The human-facing side is deliberately boring: it is a static Cloudflare Pages site (wrangler.toml, output dir site/), ships a strict Content-Security-Policy with script-src 'self', frame-ancestors 'none' and friends in _headers, and the JavaScript makes no external or network calls no analytics, no third-party fonts loaded at runtime, nothing phoning home. For a project whose whole pitch is "the CLIs keep their native credentials and run locally," a marketing site that quietly loaded a tracker would have undercut the argument. So it does not.

The project also picked up its first proper mark this week: a gold gateway "G" drawn out of a terminal prompt (the >_ you spawn everything else from), wrapped in an @-style ring. It is the site favicon, and it anchors the social card at the top of this post.
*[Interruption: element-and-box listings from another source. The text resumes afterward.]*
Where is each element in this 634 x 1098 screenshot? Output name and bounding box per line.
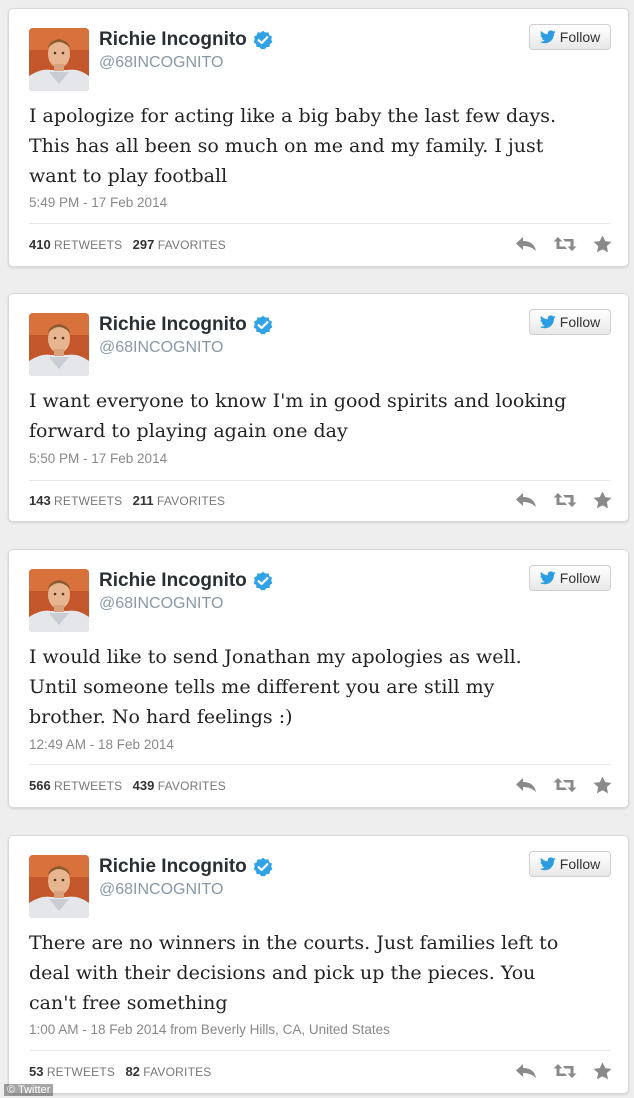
star-icon[interactable] bbox=[593, 776, 612, 794]
tweet-card: Richie Incognito @68INCOGNITO Follow I w… bbox=[8, 293, 629, 522]
follow-button[interactable]: Follow bbox=[529, 565, 611, 591]
divider bbox=[29, 764, 610, 765]
tweet-text: I want everyone to know I'm in good spir… bbox=[29, 390, 567, 442]
favorite-count[interactable]: 211 bbox=[133, 493, 154, 508]
tweet-timestamp[interactable]: 12:49 AM - 18 Feb 2014 bbox=[29, 737, 174, 752]
tweet-stats: 410 RETWEETS 297 FAVORITES bbox=[29, 237, 233, 252]
author-handle[interactable]: @68INCOGNITO bbox=[99, 54, 223, 72]
retweet-count[interactable]: 143 bbox=[29, 493, 51, 508]
retweet-icon[interactable] bbox=[553, 236, 577, 252]
reply-icon[interactable] bbox=[515, 777, 537, 793]
retweet-count[interactable]: 566 bbox=[29, 778, 51, 793]
favorite-label: FAVORITES bbox=[143, 1065, 212, 1079]
author-name[interactable]: Richie Incognito bbox=[99, 570, 247, 592]
follow-button[interactable]: Follow bbox=[529, 309, 611, 335]
tweet-stats: 566 RETWEETS 439 FAVORITES bbox=[29, 778, 233, 793]
retweet-icon[interactable] bbox=[553, 492, 577, 508]
favorite-label: FAVORITES bbox=[157, 779, 226, 793]
tweet-stats: 143 RETWEETS 211 FAVORITES bbox=[29, 493, 232, 508]
tweet-text: I would like to send Jonathan my apologi… bbox=[29, 646, 522, 728]
star-icon[interactable] bbox=[593, 235, 612, 253]
favorite-label: FAVORITES bbox=[157, 238, 226, 252]
divider bbox=[29, 223, 610, 224]
retweet-label: RETWEETS bbox=[46, 1065, 116, 1079]
verified-badge-icon bbox=[253, 857, 273, 877]
follow-button[interactable]: Follow bbox=[529, 851, 611, 877]
retweet-icon[interactable] bbox=[553, 1063, 577, 1079]
reply-icon[interactable] bbox=[515, 236, 537, 252]
avatar[interactable] bbox=[29, 855, 89, 918]
author-row: Richie Incognito bbox=[99, 314, 273, 336]
favorite-count[interactable]: 297 bbox=[133, 237, 155, 252]
author-name[interactable]: Richie Incognito bbox=[99, 314, 247, 336]
star-icon[interactable] bbox=[593, 491, 612, 509]
avatar[interactable] bbox=[29, 28, 89, 91]
tweet-text: There are no winners in the courts. Just… bbox=[29, 932, 559, 1014]
retweet-label: RETWEETS bbox=[54, 494, 123, 508]
author-row: Richie Incognito bbox=[99, 29, 273, 51]
tweet-actions bbox=[515, 1062, 612, 1080]
author-row: Richie Incognito bbox=[99, 570, 273, 592]
verified-badge-icon bbox=[253, 30, 273, 50]
tweet-text: I apologize for acting like a big baby t… bbox=[29, 105, 556, 187]
tweet-timestamp[interactable]: 5:49 PM - 17 Feb 2014 bbox=[29, 195, 167, 210]
reply-icon[interactable] bbox=[515, 492, 537, 508]
author-handle[interactable]: @68INCOGNITO bbox=[99, 881, 223, 899]
author-row: Richie Incognito bbox=[99, 856, 273, 878]
avatar[interactable] bbox=[29, 313, 89, 376]
tweet-card: Richie Incognito @68INCOGNITO Follow I a… bbox=[8, 8, 629, 267]
tweet-card: Richie Incognito @68INCOGNITO Follow I w… bbox=[8, 549, 629, 808]
retweet-label: RETWEETS bbox=[54, 779, 123, 793]
divider bbox=[29, 1050, 610, 1051]
author-handle[interactable]: @68INCOGNITO bbox=[99, 339, 223, 357]
twitter-watermark: © Twitter bbox=[4, 1084, 54, 1096]
author-name[interactable]: Richie Incognito bbox=[99, 856, 247, 878]
retweet-label: RETWEETS bbox=[54, 238, 123, 252]
tweet-actions bbox=[515, 776, 612, 794]
twitter-bird-icon bbox=[539, 857, 556, 871]
tweet-actions bbox=[515, 491, 612, 509]
verified-badge-icon bbox=[253, 571, 273, 591]
follow-button[interactable]: Follow bbox=[529, 24, 611, 50]
avatar[interactable] bbox=[29, 569, 89, 632]
tweet-actions bbox=[515, 235, 612, 253]
twitter-bird-icon bbox=[539, 30, 556, 44]
follow-label: Follow bbox=[559, 314, 601, 330]
follow-label: Follow bbox=[559, 856, 601, 872]
divider bbox=[29, 480, 610, 481]
retweet-icon[interactable] bbox=[553, 777, 577, 793]
author-handle[interactable]: @68INCOGNITO bbox=[99, 595, 223, 613]
favorite-label: FAVORITES bbox=[157, 494, 226, 508]
follow-label: Follow bbox=[559, 29, 601, 45]
tweet-timestamp[interactable]: 1:00 AM - 18 Feb 2014 from Beverly Hills… bbox=[29, 1022, 390, 1037]
twitter-bird-icon bbox=[539, 571, 556, 585]
retweet-count[interactable]: 410 bbox=[29, 237, 51, 252]
tweet-stats: 53 RETWEETS 82 FAVORITES bbox=[29, 1064, 219, 1079]
follow-label: Follow bbox=[559, 570, 601, 586]
favorite-count[interactable]: 439 bbox=[133, 778, 155, 793]
star-icon[interactable] bbox=[593, 1062, 612, 1080]
author-name[interactable]: Richie Incognito bbox=[99, 29, 247, 51]
favorite-count[interactable]: 82 bbox=[125, 1064, 139, 1079]
tweet-card: Richie Incognito @68INCOGNITO Follow The… bbox=[8, 835, 629, 1094]
reply-icon[interactable] bbox=[515, 1063, 537, 1079]
tweet-timestamp[interactable]: 5:50 PM - 17 Feb 2014 bbox=[29, 451, 167, 466]
verified-badge-icon bbox=[253, 315, 273, 335]
retweet-count[interactable]: 53 bbox=[29, 1064, 43, 1079]
twitter-bird-icon bbox=[539, 315, 556, 329]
Caveat, because there is always one: the site is new, and the agent-install path is only as good as the install spec behind it. npx -y llm-cli-gateway over stdio is the whole launch surface, and the install doc is versioned in the repo alongside the code, so it moves when the code moves.

What's next

More providers will drift so the next iteration of the upstream scan is making the advisory live check something a scheduled job runs and reports, rather than something I remember to run. And the fuzzing pass is deliberately narrow right now (three parsers); the session-store and config-loader paths are the obvious next targets once the current properties have a few weeks of green runs behind them.

The bigger item on the board is an XState Store integration (@xstate/store): a small, durable, inspectable piece of workflow state that an orchestrating agent can read and drive through declared events, sitting alongside the sessions and the flight recorder and surviving a restart the way the async jobs already do. It is a plan on disk right now (under docs/plans/), not a shipped tool, and there are a couple of design questions I want to settle (how the state is stored, and how an agent is allowed to change it) before any of it lands.
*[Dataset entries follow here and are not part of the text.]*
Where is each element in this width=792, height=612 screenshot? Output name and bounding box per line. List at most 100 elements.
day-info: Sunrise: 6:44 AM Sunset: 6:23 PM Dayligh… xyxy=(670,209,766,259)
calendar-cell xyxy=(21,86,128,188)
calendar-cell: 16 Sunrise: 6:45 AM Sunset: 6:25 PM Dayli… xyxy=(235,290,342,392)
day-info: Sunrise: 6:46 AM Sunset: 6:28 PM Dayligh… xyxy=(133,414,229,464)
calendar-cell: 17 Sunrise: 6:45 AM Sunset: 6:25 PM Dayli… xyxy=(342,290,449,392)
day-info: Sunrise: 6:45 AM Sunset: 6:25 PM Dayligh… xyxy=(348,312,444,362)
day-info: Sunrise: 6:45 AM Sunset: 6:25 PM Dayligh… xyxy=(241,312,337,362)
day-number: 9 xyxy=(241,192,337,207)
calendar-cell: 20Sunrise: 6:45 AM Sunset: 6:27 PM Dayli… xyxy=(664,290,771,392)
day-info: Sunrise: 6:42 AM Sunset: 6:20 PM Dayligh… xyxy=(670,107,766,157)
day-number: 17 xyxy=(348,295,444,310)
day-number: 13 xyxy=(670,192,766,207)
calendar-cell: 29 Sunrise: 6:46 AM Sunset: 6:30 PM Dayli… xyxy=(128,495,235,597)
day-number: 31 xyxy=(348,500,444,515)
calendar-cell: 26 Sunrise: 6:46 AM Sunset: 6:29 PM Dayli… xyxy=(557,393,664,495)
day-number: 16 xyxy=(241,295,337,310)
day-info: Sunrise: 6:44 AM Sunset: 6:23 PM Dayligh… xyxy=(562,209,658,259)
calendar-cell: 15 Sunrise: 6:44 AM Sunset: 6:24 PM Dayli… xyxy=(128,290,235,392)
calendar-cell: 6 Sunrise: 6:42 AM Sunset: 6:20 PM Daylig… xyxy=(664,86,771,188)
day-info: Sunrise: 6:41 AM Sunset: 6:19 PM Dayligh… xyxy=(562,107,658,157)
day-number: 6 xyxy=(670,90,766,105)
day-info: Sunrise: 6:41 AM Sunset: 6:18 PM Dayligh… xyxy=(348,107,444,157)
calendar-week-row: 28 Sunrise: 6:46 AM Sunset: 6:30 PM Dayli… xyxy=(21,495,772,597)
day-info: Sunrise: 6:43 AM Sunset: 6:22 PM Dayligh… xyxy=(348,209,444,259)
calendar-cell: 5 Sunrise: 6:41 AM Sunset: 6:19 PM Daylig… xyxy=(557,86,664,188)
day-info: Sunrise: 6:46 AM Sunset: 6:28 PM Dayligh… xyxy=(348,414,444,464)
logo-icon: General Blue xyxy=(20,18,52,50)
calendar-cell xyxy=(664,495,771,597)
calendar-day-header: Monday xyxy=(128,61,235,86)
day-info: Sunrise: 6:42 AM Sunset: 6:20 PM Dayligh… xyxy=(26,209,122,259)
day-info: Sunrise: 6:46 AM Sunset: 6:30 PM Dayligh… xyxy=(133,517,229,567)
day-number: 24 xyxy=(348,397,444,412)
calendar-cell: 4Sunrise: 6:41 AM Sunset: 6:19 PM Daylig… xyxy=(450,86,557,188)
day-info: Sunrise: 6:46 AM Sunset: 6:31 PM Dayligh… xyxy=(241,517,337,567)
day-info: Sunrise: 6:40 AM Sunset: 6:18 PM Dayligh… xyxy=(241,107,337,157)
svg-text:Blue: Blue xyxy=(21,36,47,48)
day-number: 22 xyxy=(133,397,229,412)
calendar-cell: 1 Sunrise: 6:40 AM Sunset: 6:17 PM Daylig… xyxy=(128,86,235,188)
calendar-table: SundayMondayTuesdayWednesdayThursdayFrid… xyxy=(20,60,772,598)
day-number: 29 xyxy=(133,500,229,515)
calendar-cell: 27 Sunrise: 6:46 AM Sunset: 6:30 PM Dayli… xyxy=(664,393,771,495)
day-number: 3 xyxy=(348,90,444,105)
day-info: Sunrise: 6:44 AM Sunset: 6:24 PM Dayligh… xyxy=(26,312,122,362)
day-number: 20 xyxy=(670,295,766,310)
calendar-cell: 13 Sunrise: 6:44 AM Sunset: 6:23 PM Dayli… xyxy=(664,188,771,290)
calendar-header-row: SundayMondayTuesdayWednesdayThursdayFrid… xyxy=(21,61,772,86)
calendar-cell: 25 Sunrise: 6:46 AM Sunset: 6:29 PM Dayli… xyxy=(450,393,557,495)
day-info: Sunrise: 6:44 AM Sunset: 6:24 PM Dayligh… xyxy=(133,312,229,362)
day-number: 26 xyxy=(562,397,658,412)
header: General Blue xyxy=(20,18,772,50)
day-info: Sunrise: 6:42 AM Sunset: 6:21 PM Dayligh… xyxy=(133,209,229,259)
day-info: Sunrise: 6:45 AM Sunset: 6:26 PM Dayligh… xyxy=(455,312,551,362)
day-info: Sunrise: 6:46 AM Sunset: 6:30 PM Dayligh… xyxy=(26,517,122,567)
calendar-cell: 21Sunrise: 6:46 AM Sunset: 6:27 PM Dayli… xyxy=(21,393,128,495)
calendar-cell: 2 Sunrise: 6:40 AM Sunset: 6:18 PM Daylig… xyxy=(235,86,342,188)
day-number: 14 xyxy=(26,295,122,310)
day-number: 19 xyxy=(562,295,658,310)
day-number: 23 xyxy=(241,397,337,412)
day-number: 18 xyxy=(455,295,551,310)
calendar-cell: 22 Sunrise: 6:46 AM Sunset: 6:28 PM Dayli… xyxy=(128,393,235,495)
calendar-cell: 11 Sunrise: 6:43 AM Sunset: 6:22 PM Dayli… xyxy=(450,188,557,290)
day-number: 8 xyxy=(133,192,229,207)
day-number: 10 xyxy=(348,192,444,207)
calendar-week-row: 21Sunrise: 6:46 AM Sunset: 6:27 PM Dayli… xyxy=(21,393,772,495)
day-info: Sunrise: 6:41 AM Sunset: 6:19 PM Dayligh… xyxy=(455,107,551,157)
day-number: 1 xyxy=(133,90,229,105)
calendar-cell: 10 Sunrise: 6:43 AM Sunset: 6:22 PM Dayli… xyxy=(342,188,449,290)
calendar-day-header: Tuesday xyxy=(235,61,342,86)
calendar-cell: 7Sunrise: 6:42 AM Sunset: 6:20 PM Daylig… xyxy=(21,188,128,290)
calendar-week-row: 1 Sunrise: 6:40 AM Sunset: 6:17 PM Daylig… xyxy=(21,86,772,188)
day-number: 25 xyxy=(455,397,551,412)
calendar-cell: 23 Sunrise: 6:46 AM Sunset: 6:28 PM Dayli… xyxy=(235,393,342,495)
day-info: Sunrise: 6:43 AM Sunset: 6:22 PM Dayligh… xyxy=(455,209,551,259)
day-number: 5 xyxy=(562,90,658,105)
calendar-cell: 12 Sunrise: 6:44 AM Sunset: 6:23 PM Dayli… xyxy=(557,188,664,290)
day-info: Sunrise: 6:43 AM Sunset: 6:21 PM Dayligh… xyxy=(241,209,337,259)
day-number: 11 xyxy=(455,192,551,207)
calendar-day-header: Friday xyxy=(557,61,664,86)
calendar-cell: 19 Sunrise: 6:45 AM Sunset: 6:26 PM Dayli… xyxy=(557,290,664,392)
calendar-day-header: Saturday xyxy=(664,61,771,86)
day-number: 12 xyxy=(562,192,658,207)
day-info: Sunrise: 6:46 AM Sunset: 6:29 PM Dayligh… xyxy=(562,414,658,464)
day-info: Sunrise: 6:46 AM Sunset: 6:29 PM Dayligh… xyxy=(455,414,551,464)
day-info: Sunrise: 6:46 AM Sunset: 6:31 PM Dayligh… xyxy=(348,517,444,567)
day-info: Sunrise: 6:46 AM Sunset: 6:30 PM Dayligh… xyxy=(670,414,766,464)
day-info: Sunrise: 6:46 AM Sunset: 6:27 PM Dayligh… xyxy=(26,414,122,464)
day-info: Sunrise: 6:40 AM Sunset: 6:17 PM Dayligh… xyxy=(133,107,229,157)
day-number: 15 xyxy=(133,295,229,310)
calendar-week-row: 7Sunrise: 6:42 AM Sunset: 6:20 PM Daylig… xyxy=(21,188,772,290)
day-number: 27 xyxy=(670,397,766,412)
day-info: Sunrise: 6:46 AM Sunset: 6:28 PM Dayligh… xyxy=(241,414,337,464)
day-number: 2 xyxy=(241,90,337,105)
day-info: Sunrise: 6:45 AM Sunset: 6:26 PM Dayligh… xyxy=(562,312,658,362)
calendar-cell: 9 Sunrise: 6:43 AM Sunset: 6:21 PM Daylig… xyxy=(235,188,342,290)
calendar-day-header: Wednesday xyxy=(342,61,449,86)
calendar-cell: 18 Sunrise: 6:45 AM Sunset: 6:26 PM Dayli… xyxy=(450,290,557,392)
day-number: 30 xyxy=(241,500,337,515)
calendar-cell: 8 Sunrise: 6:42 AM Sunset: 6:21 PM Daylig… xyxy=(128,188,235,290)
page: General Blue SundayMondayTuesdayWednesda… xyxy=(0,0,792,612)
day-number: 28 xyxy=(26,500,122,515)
Thanks for reading this far. As always, MIT licensed.

llm-cli-gateway is MIT licensed. Website: llm-cli-gateway.dev | npm: llm-cli-gateway | GitHub: verivus-oss/llm-cli-gateway

Top comments (2)

Harjot Singh • May 31

Fuzzing the parsers on an LLM CLI gateway is exactly the right paranoia, a gateway is a trust boundary, it ingests untrusted input and routes to powerful backends, so the parser is a prime attack surface. Tracking five upstreams adds the supply-chain dimension, each one is a dependency whose change can break or compromise you. Hardening the front door plus fuzzing is the unglamorous security work that prevents the incident nobody ever credits you for avoiding. I think about gateways as a security-and-routing boundary in Moonshift too. Did the fuzzing surface anything scary, a parser crash or an actual injection path through the gateway?

Werner Kasselman • Jun 3

Thanks Harjot, yes, that is exactly the shape of it. A gateway is not just a router; it is a trust boundary with five moving dependencies on the other side.
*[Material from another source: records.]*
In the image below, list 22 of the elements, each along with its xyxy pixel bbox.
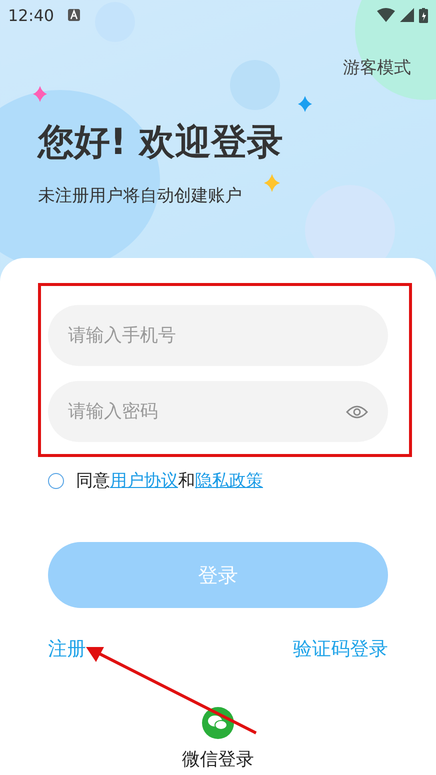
policy-link[interactable]: 用户协议 xyxy=(110,471,178,491)
signal-icon xyxy=(400,8,414,22)
wechat-login-label[interactable]: 微信登录 xyxy=(182,747,254,771)
welcome-title: 您好! 欢迎登录 xyxy=(38,121,284,165)
welcome-subtitle: 未注册用户将自动创建账户 xyxy=(38,185,243,207)
phone-field[interactable]: 请输入手机号 xyxy=(48,305,388,366)
sparkle-icon xyxy=(298,96,312,112)
eye-icon[interactable] xyxy=(346,405,368,419)
chat-bubbles-icon[interactable] xyxy=(202,707,234,739)
battery-icon xyxy=(419,8,428,22)
notification-icon xyxy=(68,9,80,21)
password-field[interactable]: 请输入密码 xyxy=(48,381,388,442)
sms-login-link[interactable]: 验证码登录 xyxy=(293,636,388,662)
policy-link[interactable]: 隐私政策 xyxy=(195,471,263,491)
status-time: 12:40 xyxy=(8,6,54,24)
register-link[interactable]: 注册 xyxy=(48,636,86,662)
wifi-icon xyxy=(377,8,395,22)
guest-mode-button[interactable]: 游客模式 xyxy=(343,56,411,79)
sparkle-icon xyxy=(33,86,47,102)
agreement-checkbox[interactable] xyxy=(48,473,64,489)
agreement-text: 同意用户协议和隐私政策 xyxy=(76,470,263,492)
sparkle-icon xyxy=(264,174,280,192)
Short version: no actual gateway injection path turned up. The dash-prefixed argv property stayed green, and the gateway is still spawning with argv arrays rather than a shell. What the fuzzing did catch was the less dramatic but still useful class of boundary bugs:
malformed-but-valid JSONL could make the stream parser throw on non-object events or leak the wrong value types upward, and garbage / proc content could produce NaN process metrics.

Those are fixed now: non-object events are skipped, numeric/string fields are narrowed before leaving the parser, and /proc ticks have to be finite or the sample is ignored.

The part that already paid for itself since this post is actually the upstream-contract side. We hit more CLI surface drift almost immediately: Codex dropped old flags, Grok 0.2.x added compaction controls, Gemini’s --yolo needed first-class handling, Claude 2.x exposed session/settings/tools flags, and Mistral Vibe rejected the --effort surface. So the split is holding: fuzzing catches malformed bytes; contract checks catch moving dependencies; neither silently rewrites behavior without a human reading the change.

And yes, I suspect Moonshift has the same basic problem shape: routing logic is security logic once the thing behind the route can take actions.